Su voz sonaba ronca y extraña. Estaba temblando.
»Iba a decir algo cuando vi que la avena que había en torno al lugar se movía de un
modo inexplicable. No sé cómo describirlo. Era como si, empujada por una ráfaga de
viento, no sólo se cimbreara sino que se tronchaba y no volvía a enderezarse; y aquel
movimiento se acercaba lentamente hacia nosotros.
»Aunque no recuerdo haber pasado miedo, nada antes me había afectado de un
modo tan extraño como aquel fenómeno insólito e inenarrable. Recuerdo —y lo saco a
colación porque me vino entonces a la memoria— que una vez, al mirar distraídamente
por una ventana, confundí un cercano arbolito con otro de un grupo de árboles, mucho
más grandes, que estaban más lejos. Parecía del mismo tamaño que éstos, pero al estar
más clara y marcadamente definido en sus detalles, no armonizaba con el resto. Fue un
simple error de perspectiva pero me sobresaltó y llegó incluso a aterrorizarme. Confiamos
tanto en el buen funcionamiento de las leyes naturales que su suspensión aparente nos
parece una amenaza para nuestra seguridad, un aviso de alguna calamidad inconcebible.
Del mismo modo, aquel movimiento de la maleza, al parecer sin causa, y su aproximación
lenta e inexorable resultaban inquietantes. Mi compañero estaba realmente asustado;
apenas pude dar crédito a mis ojos cuando le vi arrimarse la escopeta al hombro y vaciar
los dos cañones contra el cereal en movimiento. Antes de que el humo de la descarga
hubiera desaparecido oí un grito feroz —un alarido como el de una bestia salvaje— y vi
que Morgan tiraba su escopeta y, a todo correr, desaparecía de aquel lugar. En ese mismo
instante fui arrojado al suelo por el impacto de algo que el humo ocultaba —una sustancia
blanda y pesada que me embistió con gran fuerza.

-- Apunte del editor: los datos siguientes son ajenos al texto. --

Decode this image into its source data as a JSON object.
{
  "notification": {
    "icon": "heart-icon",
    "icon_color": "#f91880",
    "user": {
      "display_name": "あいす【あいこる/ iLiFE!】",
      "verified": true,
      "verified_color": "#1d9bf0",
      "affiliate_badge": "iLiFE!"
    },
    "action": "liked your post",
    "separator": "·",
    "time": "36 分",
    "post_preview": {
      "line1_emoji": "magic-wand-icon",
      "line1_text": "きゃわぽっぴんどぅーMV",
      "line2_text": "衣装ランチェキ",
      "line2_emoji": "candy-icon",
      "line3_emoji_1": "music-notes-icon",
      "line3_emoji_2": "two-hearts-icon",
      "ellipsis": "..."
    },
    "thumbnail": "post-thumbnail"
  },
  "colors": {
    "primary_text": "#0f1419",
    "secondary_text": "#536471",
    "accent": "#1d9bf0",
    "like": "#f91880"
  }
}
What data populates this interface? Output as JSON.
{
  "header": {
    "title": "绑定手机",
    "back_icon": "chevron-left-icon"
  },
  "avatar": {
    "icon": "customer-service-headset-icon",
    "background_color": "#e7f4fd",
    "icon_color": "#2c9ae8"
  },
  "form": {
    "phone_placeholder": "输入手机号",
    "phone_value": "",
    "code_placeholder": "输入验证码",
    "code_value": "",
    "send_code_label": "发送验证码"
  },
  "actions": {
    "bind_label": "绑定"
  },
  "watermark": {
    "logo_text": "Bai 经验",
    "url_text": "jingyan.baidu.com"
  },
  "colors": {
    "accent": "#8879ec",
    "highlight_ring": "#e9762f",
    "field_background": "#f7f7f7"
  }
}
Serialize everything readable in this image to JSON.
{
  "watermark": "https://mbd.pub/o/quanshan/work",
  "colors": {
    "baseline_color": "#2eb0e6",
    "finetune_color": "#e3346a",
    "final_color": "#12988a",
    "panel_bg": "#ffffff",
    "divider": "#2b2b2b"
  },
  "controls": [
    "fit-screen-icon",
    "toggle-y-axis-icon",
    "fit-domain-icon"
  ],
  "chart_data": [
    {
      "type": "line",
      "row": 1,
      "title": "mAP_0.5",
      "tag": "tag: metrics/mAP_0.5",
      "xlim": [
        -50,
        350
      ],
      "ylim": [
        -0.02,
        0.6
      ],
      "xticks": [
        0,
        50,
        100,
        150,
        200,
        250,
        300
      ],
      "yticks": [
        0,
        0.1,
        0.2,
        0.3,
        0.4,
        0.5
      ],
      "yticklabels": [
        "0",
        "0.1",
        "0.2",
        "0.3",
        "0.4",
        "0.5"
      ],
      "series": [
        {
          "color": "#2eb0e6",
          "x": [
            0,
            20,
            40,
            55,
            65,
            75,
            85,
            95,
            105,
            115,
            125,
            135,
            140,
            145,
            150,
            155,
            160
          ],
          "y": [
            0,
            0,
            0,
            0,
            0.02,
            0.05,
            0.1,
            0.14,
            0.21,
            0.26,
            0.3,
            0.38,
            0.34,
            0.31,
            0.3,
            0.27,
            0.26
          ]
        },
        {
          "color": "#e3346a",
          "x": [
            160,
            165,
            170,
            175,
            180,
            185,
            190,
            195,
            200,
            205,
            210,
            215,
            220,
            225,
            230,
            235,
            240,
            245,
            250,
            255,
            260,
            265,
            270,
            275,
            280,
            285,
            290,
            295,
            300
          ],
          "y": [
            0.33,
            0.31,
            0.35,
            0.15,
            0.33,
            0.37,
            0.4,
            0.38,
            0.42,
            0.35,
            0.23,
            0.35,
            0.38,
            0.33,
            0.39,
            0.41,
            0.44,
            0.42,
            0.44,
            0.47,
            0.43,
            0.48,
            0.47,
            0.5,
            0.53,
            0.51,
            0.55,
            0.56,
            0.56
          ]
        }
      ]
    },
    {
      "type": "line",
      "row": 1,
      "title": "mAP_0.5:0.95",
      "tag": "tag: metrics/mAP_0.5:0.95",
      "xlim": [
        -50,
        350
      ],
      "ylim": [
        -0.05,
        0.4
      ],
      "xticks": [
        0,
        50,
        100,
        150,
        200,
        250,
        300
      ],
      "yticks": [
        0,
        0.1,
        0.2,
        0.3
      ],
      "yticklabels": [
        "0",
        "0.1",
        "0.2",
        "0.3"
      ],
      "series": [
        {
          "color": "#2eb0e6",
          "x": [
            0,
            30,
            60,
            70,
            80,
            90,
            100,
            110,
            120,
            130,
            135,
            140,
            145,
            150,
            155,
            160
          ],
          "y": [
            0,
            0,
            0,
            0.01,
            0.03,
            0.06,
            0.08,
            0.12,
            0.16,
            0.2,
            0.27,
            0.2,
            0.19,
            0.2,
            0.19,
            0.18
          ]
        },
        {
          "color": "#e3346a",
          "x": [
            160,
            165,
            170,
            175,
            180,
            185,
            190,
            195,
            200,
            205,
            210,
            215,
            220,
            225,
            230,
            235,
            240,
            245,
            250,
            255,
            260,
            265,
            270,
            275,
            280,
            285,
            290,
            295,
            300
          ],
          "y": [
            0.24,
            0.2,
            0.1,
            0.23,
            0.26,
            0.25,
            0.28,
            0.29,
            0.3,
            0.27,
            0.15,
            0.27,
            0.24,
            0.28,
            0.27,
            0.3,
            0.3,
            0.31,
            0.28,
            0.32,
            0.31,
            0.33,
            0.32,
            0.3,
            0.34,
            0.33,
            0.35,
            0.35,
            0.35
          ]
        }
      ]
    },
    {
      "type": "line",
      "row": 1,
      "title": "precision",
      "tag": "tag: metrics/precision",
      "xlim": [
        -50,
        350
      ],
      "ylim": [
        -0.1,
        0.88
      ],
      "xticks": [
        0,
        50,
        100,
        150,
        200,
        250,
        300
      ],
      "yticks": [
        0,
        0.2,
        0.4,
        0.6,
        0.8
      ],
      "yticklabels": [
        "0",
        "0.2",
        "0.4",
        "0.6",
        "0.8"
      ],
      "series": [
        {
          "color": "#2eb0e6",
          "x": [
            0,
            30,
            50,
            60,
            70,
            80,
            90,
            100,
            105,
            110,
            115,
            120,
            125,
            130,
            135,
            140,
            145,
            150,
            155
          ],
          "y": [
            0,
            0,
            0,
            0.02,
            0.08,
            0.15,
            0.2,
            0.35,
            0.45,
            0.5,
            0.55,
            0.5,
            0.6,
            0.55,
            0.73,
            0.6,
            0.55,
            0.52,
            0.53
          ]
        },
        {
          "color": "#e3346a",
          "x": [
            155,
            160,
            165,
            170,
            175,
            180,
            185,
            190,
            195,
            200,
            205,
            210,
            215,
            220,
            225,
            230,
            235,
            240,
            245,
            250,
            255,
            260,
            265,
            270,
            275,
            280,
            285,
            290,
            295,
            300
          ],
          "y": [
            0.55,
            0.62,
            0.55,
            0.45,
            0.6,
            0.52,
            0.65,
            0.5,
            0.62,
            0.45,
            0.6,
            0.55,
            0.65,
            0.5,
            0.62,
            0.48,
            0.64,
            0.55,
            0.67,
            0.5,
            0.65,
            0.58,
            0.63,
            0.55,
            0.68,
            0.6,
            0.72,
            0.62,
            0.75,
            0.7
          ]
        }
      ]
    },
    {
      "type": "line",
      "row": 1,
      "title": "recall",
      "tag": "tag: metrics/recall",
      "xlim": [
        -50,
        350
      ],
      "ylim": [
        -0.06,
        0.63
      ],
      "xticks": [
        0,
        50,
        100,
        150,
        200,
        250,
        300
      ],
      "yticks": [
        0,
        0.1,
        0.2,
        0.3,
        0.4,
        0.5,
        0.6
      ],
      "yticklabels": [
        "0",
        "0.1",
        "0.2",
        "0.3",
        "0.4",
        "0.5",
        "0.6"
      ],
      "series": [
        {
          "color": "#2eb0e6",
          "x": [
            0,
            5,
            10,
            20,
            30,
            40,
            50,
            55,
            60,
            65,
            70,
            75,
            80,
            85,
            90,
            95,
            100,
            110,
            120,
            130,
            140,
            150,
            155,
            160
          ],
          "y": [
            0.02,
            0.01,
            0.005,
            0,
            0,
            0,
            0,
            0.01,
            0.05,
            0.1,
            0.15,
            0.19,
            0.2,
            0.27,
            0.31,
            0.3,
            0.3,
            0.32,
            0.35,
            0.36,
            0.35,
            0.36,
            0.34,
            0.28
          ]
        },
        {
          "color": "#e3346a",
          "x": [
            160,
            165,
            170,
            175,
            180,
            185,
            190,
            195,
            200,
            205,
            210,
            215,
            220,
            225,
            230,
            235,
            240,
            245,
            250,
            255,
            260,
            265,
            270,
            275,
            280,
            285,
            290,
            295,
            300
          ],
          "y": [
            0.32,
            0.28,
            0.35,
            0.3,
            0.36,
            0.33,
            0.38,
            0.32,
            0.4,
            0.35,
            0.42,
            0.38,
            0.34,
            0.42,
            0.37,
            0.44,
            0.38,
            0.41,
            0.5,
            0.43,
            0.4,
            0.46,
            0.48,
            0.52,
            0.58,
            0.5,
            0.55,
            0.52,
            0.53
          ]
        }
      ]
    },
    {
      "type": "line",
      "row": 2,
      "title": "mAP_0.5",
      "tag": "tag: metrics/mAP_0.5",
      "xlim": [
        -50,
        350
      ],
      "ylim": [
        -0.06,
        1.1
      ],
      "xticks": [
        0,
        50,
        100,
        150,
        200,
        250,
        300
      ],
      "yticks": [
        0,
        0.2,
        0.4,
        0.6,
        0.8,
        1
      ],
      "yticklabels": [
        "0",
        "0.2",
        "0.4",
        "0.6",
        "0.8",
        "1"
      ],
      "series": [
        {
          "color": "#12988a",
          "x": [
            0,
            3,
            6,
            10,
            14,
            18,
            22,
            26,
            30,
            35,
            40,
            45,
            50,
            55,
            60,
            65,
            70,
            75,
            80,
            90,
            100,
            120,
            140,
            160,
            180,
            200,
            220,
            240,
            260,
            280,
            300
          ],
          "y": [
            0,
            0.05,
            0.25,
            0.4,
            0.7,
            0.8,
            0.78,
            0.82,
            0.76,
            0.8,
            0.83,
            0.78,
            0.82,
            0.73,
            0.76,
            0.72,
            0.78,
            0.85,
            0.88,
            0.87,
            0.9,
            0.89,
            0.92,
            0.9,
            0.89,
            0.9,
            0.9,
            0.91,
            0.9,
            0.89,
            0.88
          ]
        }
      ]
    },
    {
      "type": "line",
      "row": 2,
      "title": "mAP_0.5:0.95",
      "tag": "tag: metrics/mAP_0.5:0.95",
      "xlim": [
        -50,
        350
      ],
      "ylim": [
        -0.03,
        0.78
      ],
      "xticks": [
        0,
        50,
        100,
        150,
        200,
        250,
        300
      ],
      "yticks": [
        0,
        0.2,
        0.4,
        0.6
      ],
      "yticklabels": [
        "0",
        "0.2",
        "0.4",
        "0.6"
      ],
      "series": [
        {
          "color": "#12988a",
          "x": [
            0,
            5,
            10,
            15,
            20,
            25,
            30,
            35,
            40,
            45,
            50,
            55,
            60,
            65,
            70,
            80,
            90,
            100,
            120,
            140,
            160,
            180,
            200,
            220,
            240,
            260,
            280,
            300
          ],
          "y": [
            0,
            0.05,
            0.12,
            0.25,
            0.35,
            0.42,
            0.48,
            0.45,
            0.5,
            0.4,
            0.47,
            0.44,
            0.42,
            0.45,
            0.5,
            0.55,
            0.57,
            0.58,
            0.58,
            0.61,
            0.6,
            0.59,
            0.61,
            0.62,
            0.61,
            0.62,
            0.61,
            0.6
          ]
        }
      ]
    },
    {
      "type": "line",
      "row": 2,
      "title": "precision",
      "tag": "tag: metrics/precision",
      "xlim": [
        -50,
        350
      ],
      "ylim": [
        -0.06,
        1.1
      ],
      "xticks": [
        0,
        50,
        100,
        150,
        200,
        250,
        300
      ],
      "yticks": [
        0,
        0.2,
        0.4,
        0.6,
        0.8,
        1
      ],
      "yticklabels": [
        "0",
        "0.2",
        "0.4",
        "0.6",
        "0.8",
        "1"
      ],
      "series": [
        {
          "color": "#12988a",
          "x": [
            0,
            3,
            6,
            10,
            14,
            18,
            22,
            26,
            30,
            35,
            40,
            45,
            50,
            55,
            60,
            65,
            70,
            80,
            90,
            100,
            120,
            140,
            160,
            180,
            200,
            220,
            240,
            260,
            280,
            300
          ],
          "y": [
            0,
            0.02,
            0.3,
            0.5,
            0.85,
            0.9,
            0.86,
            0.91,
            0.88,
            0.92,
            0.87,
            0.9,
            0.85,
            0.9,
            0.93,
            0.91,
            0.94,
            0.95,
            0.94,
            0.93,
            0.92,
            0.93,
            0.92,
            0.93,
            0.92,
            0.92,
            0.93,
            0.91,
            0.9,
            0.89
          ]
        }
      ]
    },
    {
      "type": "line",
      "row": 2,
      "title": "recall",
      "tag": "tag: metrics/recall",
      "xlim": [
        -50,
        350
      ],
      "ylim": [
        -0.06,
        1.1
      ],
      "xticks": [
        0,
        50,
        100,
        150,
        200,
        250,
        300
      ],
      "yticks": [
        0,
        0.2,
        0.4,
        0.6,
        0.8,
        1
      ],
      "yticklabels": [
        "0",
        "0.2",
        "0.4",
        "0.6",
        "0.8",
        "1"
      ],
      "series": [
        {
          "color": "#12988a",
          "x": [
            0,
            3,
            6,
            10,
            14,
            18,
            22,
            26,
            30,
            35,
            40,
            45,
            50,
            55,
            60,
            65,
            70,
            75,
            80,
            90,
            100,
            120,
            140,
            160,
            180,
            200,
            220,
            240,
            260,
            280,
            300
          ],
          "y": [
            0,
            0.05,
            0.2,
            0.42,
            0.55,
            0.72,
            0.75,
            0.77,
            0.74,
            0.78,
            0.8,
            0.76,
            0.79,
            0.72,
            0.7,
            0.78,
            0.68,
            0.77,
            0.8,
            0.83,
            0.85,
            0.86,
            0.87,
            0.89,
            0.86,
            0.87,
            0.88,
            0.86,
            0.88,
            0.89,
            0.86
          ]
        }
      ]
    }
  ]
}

»Cuando me puse de pie y recuperé mi escopeta, que me había sido arrebatada de las
manos, oí a Morgan gritar como si agonizara. A sus gritos se unían aullidos feroces, como
cuando dos perros luchan entre sí. Completamente aterrorizado, me incorporé con gran
dificultad y dirigí la vista hacia el lugar por el que mi amigo había desaparecido. ¡Que
Dios me libre de otro espectáculo como aquél! Morgan estaba a unas treinta yardas; tenía
una rodilla en tierra, la cabeza, con su largo cabello revuelto, descoyuntada
espantosamente hacia atrás, y era presa de unas convulsiones que zarandeaban todo su
cuerpo. Su brazo derecho estaba levantado y, por lo que pude ver, había perdido la mano.
Al menos yo no la veía. El otro brazo había desaparecido. A veces, tal como ahora
recuerdo aquella escena extraordinaria, no podía distinguir más que una parte de su
cuerpo; era como si hubiera sido parcialmente borrado (ya sé, es extraño, pero no sé
expresarlo de otra forma) y al cambiar de posición volviera a apreciarse de nuevo en su
totalidad.
»Debió de ocurrir todo en unos pocos segundos, durante los cuales Morgan adoptó
todas las posturas posibles del obstinado luchador que es derrotado por un peso y una
fuerza superiores. Yo sólo lo veía a él y no siempre con claridad. Durante el incidente
soltaba gritos y profería maldiciones acompañadas de unos rugidos furiosos como nunca
antes había oído salir de la garganta de un hombre o una bestia.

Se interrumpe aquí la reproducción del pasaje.